É um céu se abrindo com a primeira história que seu pai leu para você, numa noite de infância, sobre um amor improvável entre um gato e uma andorinha. É o vapor do mate quente se mesclando ao cheiro de páginas antigas como lembranças de lembranças de Clarissa, a menina que viveu em muitos romances de Erico Verissimo.
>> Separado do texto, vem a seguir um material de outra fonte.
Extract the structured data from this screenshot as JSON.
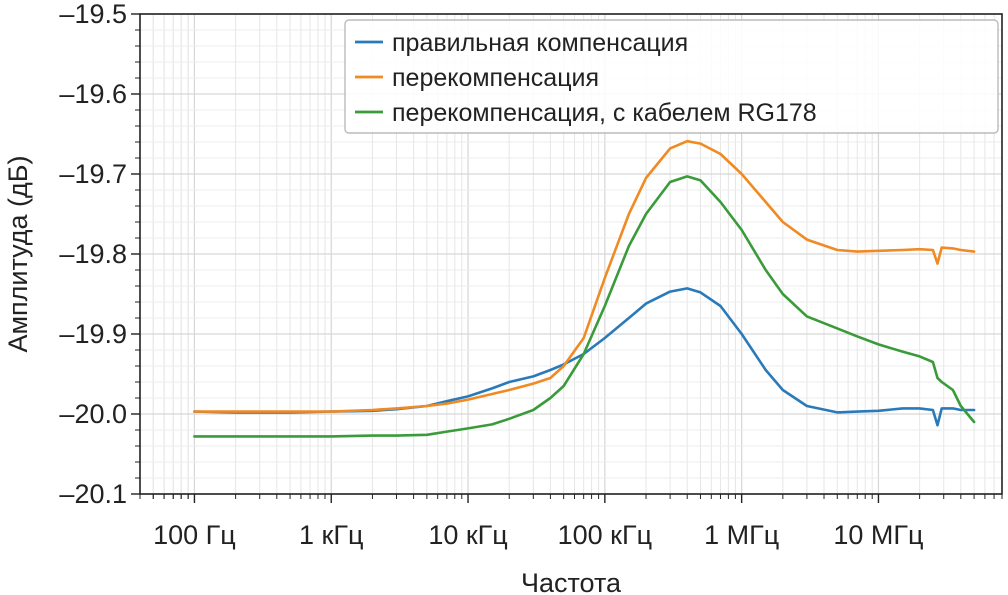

São pesadelos com castelos em ruínas despertados pelos banhos de sangue de uma condessa assassina, prima do rei da Transilvânia, gritos de meninas torturadas no alto dos Pequenos Cárpatos, que continuam reboando meses depois de terminado o livro.
São sensações, emanações, ecos de mortes e vidas se expandindo concêntricos em torno da leitura, como a redescoberta daquele romance de Inês Pedrosa, quando a avó lhe devolveu o título do livro num sussurro meio melancólico, meio galhofeiro, imitando o acento português, um pouco falando da solidão que ela sentia, um pouco prevendo a solidão da neta sem avó no futuro: “Fazes-me falta”.
Como dizia o poeta, são também os “títulos aliciantes” que não se deixam esquecer, mesmo que pouco de suas páginas tenha ficado na memória, títulos como chaves enigmáticas, proverbiais, proféticas, que soltamos no vento em sons de notas dedilhadas ao léu, “O tempo envelhece depressa”, “A casa da morte certa”, “Olhai os lírios do campo”, “Longe, e há muito tempo”. São livros, afinal, desses que ficam guardados num lugar à parte, isentos de juízo, libertos das leis canônicas e dos escrutínios, livros que, reabertos, evolam, como de uma garrafa mágica, a essência de algum tempo muito nosso, algum sonho, algum medo, algum amor que supomos pessoal e intransferível.